When, after more than 24 hours, it became clear that this tactic was not going to work, a decision was made to attack the courts with infantry, and the crews were given new orders. Two substantial breaches were to be created to allow access for the infantry to the interior of the buildings, one in the west façade of the west pavilion of the Four Courts, and the other in the west façade of the administrative offices of the Public Records Office. With regard to the former, this was no easy task for an inexperienced crew. They had a narrow ‘window’ in which to place their shells: they had to make sure to ‘miss’ a telegraph pole just across the road from where they were firing, and avoid hitting the block which included the Four Courts Hotel, the battle headquarters of the National Army, and which was only metres away across Morgan Place from the west wing. In both cases, the required breaches were made of sufficient size, in the right places, in a short space of time.
On the day after the siege ended an Irish Independent correspondent praised the men operating the guns, stating “…it is a marvel, perhaps without precedent, that an artillery action went on, beginning on Wednesday morning about 4 o’clock, and continuing all through Wednesday, Thursday, and up to noon on Friday in the heart of the city…. without doing any random damage to the persons or property of the citizens…when a large part of the Four Courts had been captured the artillery continued to work with precision and co-operation with the forces that had entered the positions –a feat, the difficulty of which can be realised by those who know the plan of the Four Courts.”

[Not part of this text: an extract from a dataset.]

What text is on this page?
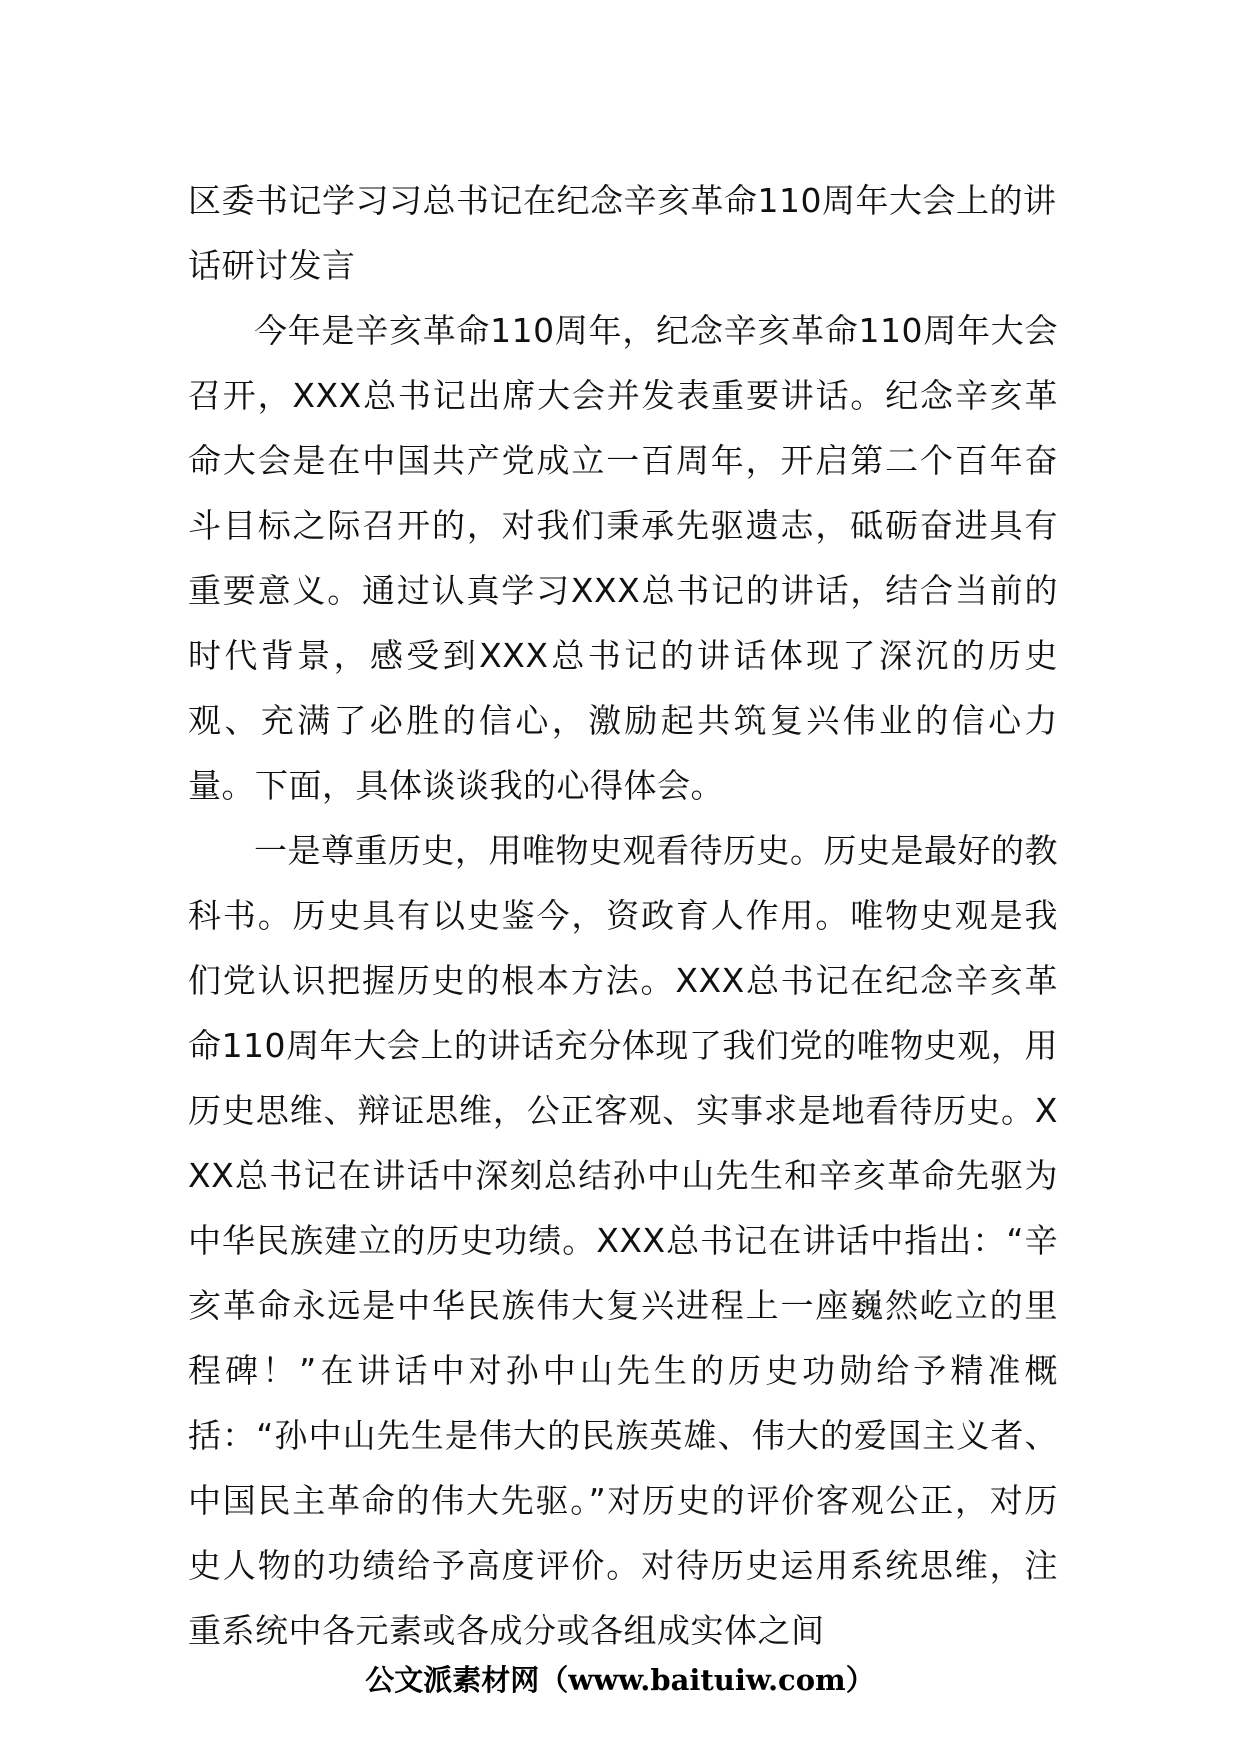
区委书记学习习总书记在纪念辛亥革命110周年大会上的讲话研讨发言

今年是辛亥革命110周年，纪念辛亥革命110周年大会召开，XXX总书记出席大会并发表重要讲话。纪念辛亥革命大会是在中国共产党成立一百周年，开启第二个百年奋斗目标之际召开的，对我们秉承先驱遗志，砥砺奋进具有重要意义。通过认真学习XXX总书记的讲话，结合当前的时代背景，感受到XXX总书记的讲话体现了深沉的历史观、充满了必胜的信心，激励起共筑复兴伟业的信心力量。下面，具体谈谈我的心得体会。

一是尊重历史，用唯物史观看待历史。历史是最好的教科书。历史具有以史鉴今，资政育人作用。唯物史观是我们党认识把握历史的根本方法。XXX总书记在纪念辛亥革命110周年大会上的讲话充分体现了我们党的唯物史观，用历史思维、辩证思维，公正客观、实事求是地看待历史。XXX总书记在讲话中深刻总结孙中山先生和辛亥革命先驱为中华民族建立的历史功绩。XXX总书记在讲话中指出：“辛亥革命永远是中华民族伟大复兴进程上一座巍然屹立的里程碑！”在讲话中对孙中山先生的历史功勋给予精准概括：“孙中山先生是伟大的民族英雄、伟大的爱国主义者、中国民主革命的伟大先驱。”对历史的评价客观公正，对历史人物的功绩给予高度评价。对待历史运用系统思维，注重系统中各元素或各成分或各组成实体之间

公文派素材网（www.baituiw.com）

I am not an historian, but the many inaccuracies I came across in accounts that I had read about the critical first hours of this major event in Irish history encouraged me to attempt to clarify the facts of the matter, even at this late stage, nearly 100 years later. The result, after nearly five years of fascinating forensic investigations using contemporary technical information, photographs, reports and digital models, is The Battle of the Four Courts: The First Three Days of the Irish Civil War, which has just been published by Head of Zeus.